Thus, across and along the border of this yet unbroken wilderness, the hostile bands of English and French and their Indian allies carried their murderous warfare to many an exposed settlement, and kept all in constant dread of attack.
Different routes were taken by the predatory bands in their descents upon the frontiers of New England. One was by the St. Francis River and Lake Memphremagog, thence to the Passumpsic, and down that river to the Connecticut, that gave an easy route to the settlements. Another was up the Winooski and down White River to the Connecticut. Another left Lake Champlain at the mouth of Great Otter Creek; then up its slow lower reaches to where it becomes a swift mountain stream, when the trail led to West River, or Wantasticook, emptying into the Connecticut. And still another way to West River and the Connecticut was from the head of the lake up the Pawlet River. Of these routes, that by the Winooski was so frequently taken that the English named the stream the French River; while that of which Otter Creek was a part, being the easiest and the nearest to Crown Point, was perhaps the oftenest used, and was commonly known as the "Indian Road."
All these familiar warpaths to every Waubanakee warrior, with every stream and landmark bearing names his fathers had given them, led through Vermont, then only known to English-speaking men as "The Wilderness."
The treaty of peace between England and France in 1697 gave the colonists a brief respite, till in 1702 war was again declared, and in the summer of the next year five hundred French and Indians assaulted in detachments the settlers on Casco Bay, and that part of the New England coast. In the following winter a force of three hundred French and Indians commanded by Hertel De Rouville, a skilled partisan leader, as had been his father, was dispatched by Vaudreuil, the governor of Canada, against Deerfield, then the northernmost settlement on the Connecticut. It was February, and Champlain was frozen throughout its length. Along it they marched as far as the mouth of the Winooski, and took this their accustomed path through the heart of the wilderness toward the Connecticut. Marching above the unseen and unheard flow of the river, over whose wintry silence bent the snow-laden branches of the graceful birch, the dark hemlock, and the fir, or along the hidden trail, an even whiteness except to the trained instinct of the Indian, seldom a sound came to them out of the forest save the echo of their own footsteps and voices. Sometimes they heard the resonant crack of trees under stress of frost, or the breaking of an over-laden bough, the whir of startled grouse, the sudden retreat of a deer or a giant moose tearing through the undergrowth; and sometimes they heard the stealthy tread of their brothers, the wolves, sneaking from some point of observation near their path, but in this remoteness from human haunts, and this deadness of winter, never a sound to alarm men so accustomed to all strange woodland noises. Then they came to the broad Connecticut, an open road to lead them to their victims, upon whom they fell in the early morning when the guards were asleep. Winter, the frequent ally of the Canadian bands, aided them now with snowdrifts heaped to the top of the low ramparts about the garrison houses, and upon them the assailants made entrance. All the inhabitants were slain or captured, the village plundered and set on fire, and an hour after sunrise the victorious party was on its way to Canada with its booty and wretched captives.[5]
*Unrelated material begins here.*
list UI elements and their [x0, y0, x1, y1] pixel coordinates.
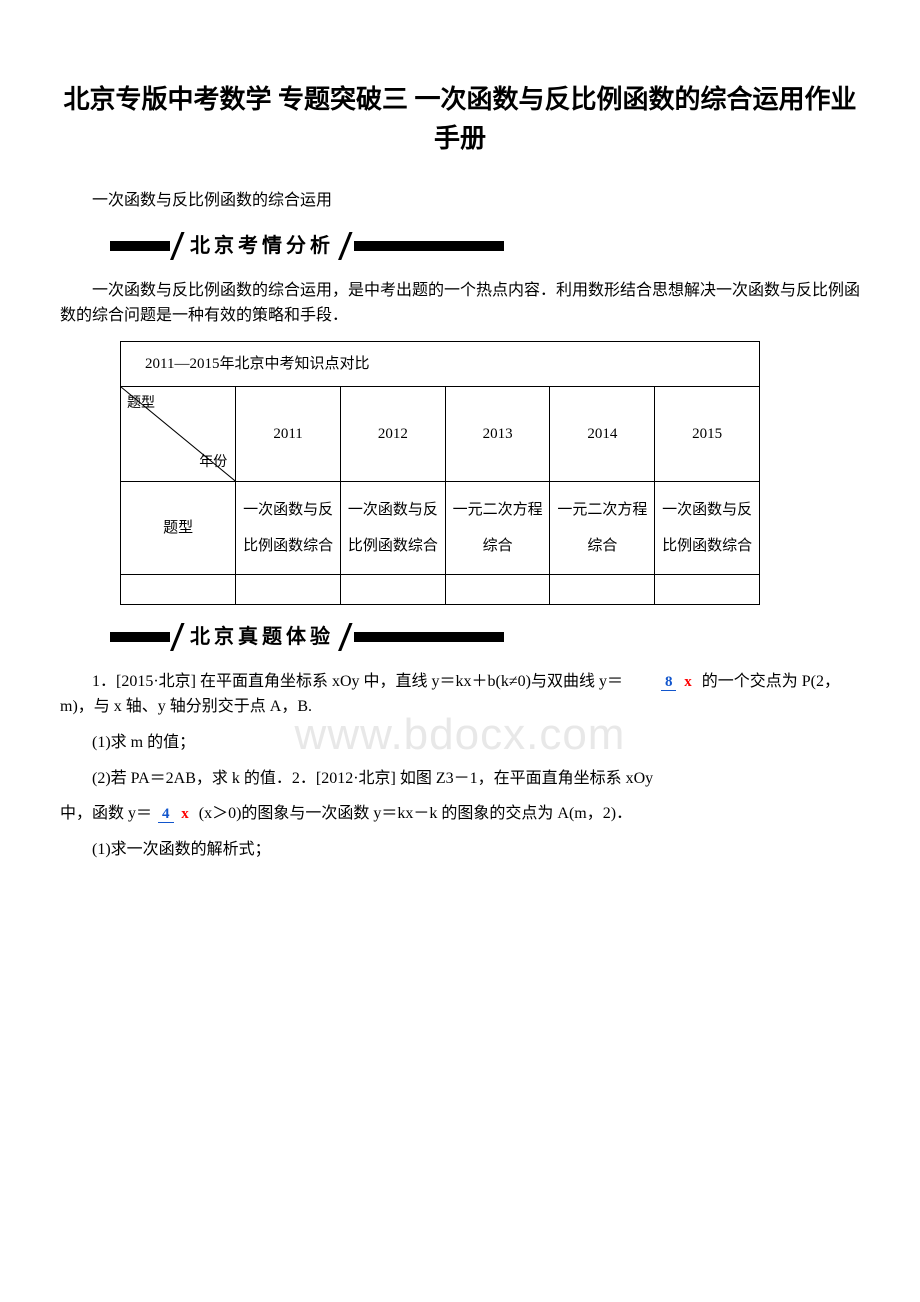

Such warfare was waged for years, the French and Indians making frequent attacks on the most exposed settlements of the English, and they, at times, retaliating by invasions of the Canadian frontier. In 1709 another grand expedition was planned to operate against Canada in the same manner as that undertaken in 1690. But the troops, which under Nicholson were to advance by the way of Lake Champlain, got no farther than Wood Creek, where Winthrop's advance had ended nineteen years before, for while they were there awaiting the arrival at Boston of the English fleet, with which they were to coöperate, a terrible mortality[6] broke out among them, the fleet never came, and the undertaking was abandoned. In 1711 a still more formidable attempt was made to conquer Canada. But the fleet, commanded by Sir Hovenden Walker, with nine thousand troops on board, met with disaster in the St. Lawrence, and the land force, which again under Nicholson was to invade the French province by Lake Champlain, was not far beyond Albany when news of the fleet's disaster reached it and it was disbanded. Thus, as miserably as had the two preceding ones, this third attempt to conquer Canada failed, and a heavier cloud of humiliation and discouragement overcast the English colonies. But after the treaty of Utrecht the eastern Indians made a treaty of peace with the governors of Massachusetts and New Hampshire which gave some assurance of tranquillity to the long-suffering people of those provinces.
FOOTNOTES:
[1] The Indians themselves pronounce the word as here given. It signifies The White Land. It has been thought better to follow this, than the more common spelling, Abenaki, which has come to us from the French.
[2] Wohjahose, signifying The Forbidder, is the Waubanakee name of Rock Dunder, which was supposed to be the guardian spirit of Petowbowk. Some dire calamity was certain to befall those who passed his abode without making some propitiatory offering.
[3] Petowbowk, interpreted by some "Alternate Land and Water," by others, "The Water that Lies Between," is the Waubanakee name of Lake Champlain.
[4] Doc. Hist. N. Y. vol. ii. p. 160.